When you have a chemical reaction, you can calculate the change in Gibbs free energy, \( \Delta G \), using the standard Gibbs free energies of formation (\( \Delta G_f^\text{o} \)) from data tables like Appendix C in your textbook. A negative value for \( \Delta G \) implies that the reaction is spontaneous, while a positive value indicates that it is nonspontaneous. At equilibrium, \( \Delta G \) is zero, allowing us to connect this concept to the equilibrium constant and determine the conditions under which a reaction is at equilibrium.

Equilibrium Constant

The equilibrium constant, denoted as \( K \), is a dimensionless value that quantifies the position of equilibrium in a chemical reaction. For a reaction where gases are involved, such as the decomposition of barium carbonate, this is often expressed in terms of partial pressures and is then specifically termed \( K_p \). The equilibrium constant is calculated using the concentrations or partial pressures of reactants and products at equilibrium.

The value of the equilibrium constant is related to the Gibbs free energy change by the formula: \[ K = e^{-\frac{\Delta G^\text{o}_{rxn}}{RT}} \] where \( R \) is the universal gas constant, and \( T \) is the temperature in Kelvins. A large \( K \) value indicates that, at equilibrium, the products are favored, while a small \( K \) suggests that the reactants are favored. Understanding how to calculate and interpret \( K \) is essential for predicting the extent of a reaction and the concentrations of reactants and products at equilibrium.

Partial Pressure

Partial pressure is an important concept when dealing with gases, as seen in the decomposition of barium carbonate into barium oxide and carbon dioxide gas. The partial pressure refers to the pressure that a single gas component in a mixture of gases would exert if it occupied the entire volume alone at the same temperature. In the context of equilibrium, the partial pressure is directly related to the equilibrium constant \( K_p \) for gaseous reactions.

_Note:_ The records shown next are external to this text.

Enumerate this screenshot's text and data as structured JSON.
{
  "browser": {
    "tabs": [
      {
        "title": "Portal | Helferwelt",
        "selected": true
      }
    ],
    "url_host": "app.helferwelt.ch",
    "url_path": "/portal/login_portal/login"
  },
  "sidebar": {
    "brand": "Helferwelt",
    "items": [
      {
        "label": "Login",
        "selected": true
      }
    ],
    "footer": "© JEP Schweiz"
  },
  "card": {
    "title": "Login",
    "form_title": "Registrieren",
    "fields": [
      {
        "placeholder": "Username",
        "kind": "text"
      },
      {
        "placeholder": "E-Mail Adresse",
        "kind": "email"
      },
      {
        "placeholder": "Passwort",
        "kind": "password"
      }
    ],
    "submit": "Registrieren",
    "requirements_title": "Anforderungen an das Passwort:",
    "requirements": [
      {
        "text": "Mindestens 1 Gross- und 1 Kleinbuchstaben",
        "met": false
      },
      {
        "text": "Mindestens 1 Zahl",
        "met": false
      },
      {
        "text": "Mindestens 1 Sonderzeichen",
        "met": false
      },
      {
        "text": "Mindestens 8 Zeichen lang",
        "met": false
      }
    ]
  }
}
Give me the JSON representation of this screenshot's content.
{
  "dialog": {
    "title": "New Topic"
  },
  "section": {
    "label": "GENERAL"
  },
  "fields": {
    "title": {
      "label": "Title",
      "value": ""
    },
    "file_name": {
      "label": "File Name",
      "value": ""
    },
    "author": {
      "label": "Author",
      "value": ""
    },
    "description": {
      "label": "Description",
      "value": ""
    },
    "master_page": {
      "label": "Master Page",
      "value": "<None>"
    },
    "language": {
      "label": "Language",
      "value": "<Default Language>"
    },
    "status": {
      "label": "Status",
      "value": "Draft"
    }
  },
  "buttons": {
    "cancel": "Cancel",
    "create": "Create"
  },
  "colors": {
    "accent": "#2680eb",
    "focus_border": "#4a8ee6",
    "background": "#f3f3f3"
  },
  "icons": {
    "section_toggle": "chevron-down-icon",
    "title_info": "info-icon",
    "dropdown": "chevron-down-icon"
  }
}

For a simple decomposition reaction producing a gas, the equilibrium constant can be expressed as the ratio of the partial pressure of the gas produced to that of a stable phase (as in the case of a solid product, which is typically considered to have a standard pressure). Therefore, \( K_p = \frac{P_{CO_2}}{1} \) for the given reaction simply shows that \( K_p \) is equal to the partial pressure of carbon dioxide at equilibrium. Calculating the partial pressure of gaseous products is crucial in predicting the direction and extent of a reaction under certain conditions.

Decomposition Reaction

A decomposition reaction is a type of chemical reaction where a single compound breaks down into two or more simpler substances. In the example of barium carbonate decomposing into barium oxide and carbon dioxide gas, this process is indicative of a decomposition reaction. These reactions can be influenced by factors such as temperature, pressure, and the presence of a catalyst.

From an educational perspective, it is vital to explore the conditions under which decomposition reactions occur and how they reach equilibrium. The equilibrium state of a decomposition reaction is reached when the rate of the forward reaction (decomposition) equals the rate of the reverse reaction (recombination). By learning about decomposition reactions, students can better understand the practical applications and implications of such changes, especially in industrial processes like the production of lime and cement from limestone or the breakdown of organic matter.